Syrien ist von der Staatsform her eine präsidiale Volksrepublik und hat ein Blockparteiensystem als Regierungsform, welches von der Arabischen Sozialistischen Baath-Partei als Einheitspartei dominiert wird. Nominell ist Syrien eine Demokratische Sozialistische Republik.

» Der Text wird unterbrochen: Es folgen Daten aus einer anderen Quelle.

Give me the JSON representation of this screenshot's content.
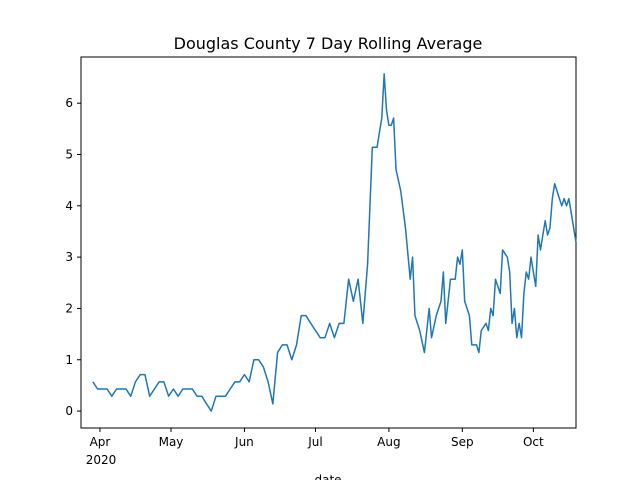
{
  "chart_data": {
    "type": "line",
    "title": "Douglas County 7 Day Rolling Average",
    "x_label": "date",
    "color": "#1f77b4",
    "x": [
      "2020-03-29",
      "2020-03-31",
      "2020-04-02",
      "2020-04-04",
      "2020-04-06",
      "2020-04-08",
      "2020-04-10",
      "2020-04-12",
      "2020-04-14",
      "2020-04-16",
      "2020-04-18",
      "2020-04-20",
      "2020-04-22",
      "2020-04-24",
      "2020-04-26",
      "2020-04-28",
      "2020-04-30",
      "2020-05-02",
      "2020-05-04",
      "2020-05-06",
      "2020-05-08",
      "2020-05-10",
      "2020-05-12",
      "2020-05-14",
      "2020-05-16",
      "2020-05-18",
      "2020-05-20",
      "2020-05-22",
      "2020-05-24",
      "2020-05-26",
      "2020-05-28",
      "2020-05-30",
      "2020-06-01",
      "2020-06-03",
      "2020-06-05",
      "2020-06-07",
      "2020-06-09",
      "2020-06-11",
      "2020-06-13",
      "2020-06-15",
      "2020-06-17",
      "2020-06-19",
      "2020-06-21",
      "2020-06-23",
      "2020-06-25",
      "2020-06-27",
      "2020-06-29",
      "2020-07-01",
      "2020-07-03",
      "2020-07-05",
      "2020-07-07",
      "2020-07-09",
      "2020-07-11",
      "2020-07-13",
      "2020-07-15",
      "2020-07-17",
      "2020-07-19",
      "2020-07-21",
      "2020-07-23",
      "2020-07-25",
      "2020-07-27",
      "2020-07-28",
      "2020-07-29",
      "2020-07-30",
      "2020-07-31",
      "2020-08-01",
      "2020-08-02",
      "2020-08-03",
      "2020-08-04",
      "2020-08-06",
      "2020-08-08",
      "2020-08-10",
      "2020-08-11",
      "2020-08-12",
      "2020-08-14",
      "2020-08-16",
      "2020-08-18",
      "2020-08-19",
      "2020-08-21",
      "2020-08-23",
      "2020-08-24",
      "2020-08-25",
      "2020-08-27",
      "2020-08-29",
      "2020-08-30",
      "2020-08-31",
      "2020-09-01",
      "2020-09-02",
      "2020-09-04",
      "2020-09-05",
      "2020-09-07",
      "2020-09-08",
      "2020-09-09",
      "2020-09-11",
      "2020-09-12",
      "2020-09-13",
      "2020-09-14",
      "2020-09-15",
      "2020-09-17",
      "2020-09-18",
      "2020-09-20",
      "2020-09-21",
      "2020-09-22",
      "2020-09-23",
      "2020-09-24",
      "2020-09-25",
      "2020-09-26",
      "2020-09-27",
      "2020-09-28",
      "2020-09-29",
      "2020-09-30",
      "2020-10-01",
      "2020-10-02",
      "2020-10-03",
      "2020-10-04",
      "2020-10-05",
      "2020-10-06",
      "2020-10-07",
      "2020-10-08",
      "2020-10-09",
      "2020-10-10",
      "2020-10-12",
      "2020-10-13",
      "2020-10-14",
      "2020-10-15",
      "2020-10-16",
      "2020-10-17",
      "2020-10-18",
      "2020-10-19"
    ],
    "values": [
      0.57,
      0.43,
      0.43,
      0.43,
      0.29,
      0.43,
      0.43,
      0.43,
      0.29,
      0.57,
      0.71,
      0.71,
      0.29,
      0.43,
      0.57,
      0.57,
      0.29,
      0.43,
      0.29,
      0.43,
      0.43,
      0.43,
      0.29,
      0.29,
      0.14,
      0,
      0.29,
      0.29,
      0.29,
      0.43,
      0.57,
      0.57,
      0.71,
      0.57,
      1.0,
      1.0,
      0.86,
      0.57,
      0.14,
      1.14,
      1.29,
      1.29,
      1.0,
      1.29,
      1.86,
      1.86,
      1.71,
      1.57,
      1.43,
      1.43,
      1.71,
      1.43,
      1.71,
      1.71,
      2.57,
      2.14,
      2.57,
      1.71,
      2.86,
      5.14,
      5.14,
      5.43,
      5.71,
      6.57,
      5.86,
      5.57,
      5.57,
      5.71,
      4.71,
      4.29,
      3.57,
      2.57,
      3.0,
      1.86,
      1.57,
      1.14,
      2.0,
      1.43,
      1.86,
      2.14,
      2.71,
      1.71,
      2.57,
      2.57,
      3.0,
      2.86,
      3.14,
      2.14,
      1.86,
      1.29,
      1.29,
      1.14,
      1.57,
      1.71,
      1.57,
      2.0,
      1.86,
      2.57,
      2.29,
      3.14,
      3.0,
      2.71,
      1.71,
      2.0,
      1.43,
      1.71,
      1.43,
      2.29,
      2.71,
      2.57,
      3.0,
      2.71,
      2.43,
      3.43,
      3.14,
      3.43,
      3.71,
      3.43,
      3.57,
      4.14,
      4.43,
      4.14,
      4.0,
      4.14,
      4.0,
      4.14,
      3.86,
      3.57,
      3.29
    ],
    "xlim": [
      "2020-03-24",
      "2020-10-19"
    ],
    "xticks": [
      {
        "value": "2020-04-01",
        "label": "Apr"
      },
      {
        "value": "2020-05-01",
        "label": "May"
      },
      {
        "value": "2020-06-01",
        "label": "Jun"
      },
      {
        "value": "2020-07-01",
        "label": "Jul"
      },
      {
        "value": "2020-08-01",
        "label": "Aug"
      },
      {
        "value": "2020-09-01",
        "label": "Sep"
      },
      {
        "value": "2020-10-01",
        "label": "Oct"
      }
    ],
    "x_year_label": "2020",
    "ylim": [
      -0.33,
      6.9
    ],
    "yticks": [
      0,
      1,
      2,
      3,
      4,
      5,
      6
    ],
    "grid": false
  }
}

Seit 1948 befindet sich Syrien im Kriegszustand mit Israel und seit 1963, also seit der gewaltsamen Machtübernahme der Baath-Partei, herrscht im Land der Ausnahmezustand.[1] Die kleine unorthodoxe Religionsgemeinschaft der muslimischen Alawiten – die nur sechs Prozent der Bevölkerung stellt – ist in sämtlichen Führungspositionen (Posten in Militär, Staat und Wirtschaft) überproportional repräsentiert.[2]

Verfassung

1973 wurde eine neue Verfassung verabschiedet, in der die Position des Staatspräsidenten weiter aufgewertet wurde. Des Weiteren sollte die Schari’a fortan eine der Hauptgrundlagen der Gesetzgebung sein (sie wurde zuvor als einfache Quelle für die Legislative bezeichnet). Dies folgte auf den gescheiterten Versuch Assads, in Syrien eine Verfassung ohne jegliche religiöse Elemente, d.h. streng laizistisch einzuführen und den Staat in eine Volksrepublik umzubenennen, was in der Bevölkerung auf großen Widerstand stieß, da dies vor allem eine weitere Annäherung an den Ostblock und die Möglichkeit eines christlichen Präsidenten bedeutet hätte, wo doch schon dem Alawiten Assad Misstrauen entgegengebracht wurde. Im neuen Verfassungsentwurf wurde daher wieder festgelegt, dass der Staatspräsident Muslim sein muss, um die Bevölkerungsmehrheit der Sunniten zu beruhigen, denen die Alawiten, zu denen auch al-Assad gehört, zu mächtig geworden waren.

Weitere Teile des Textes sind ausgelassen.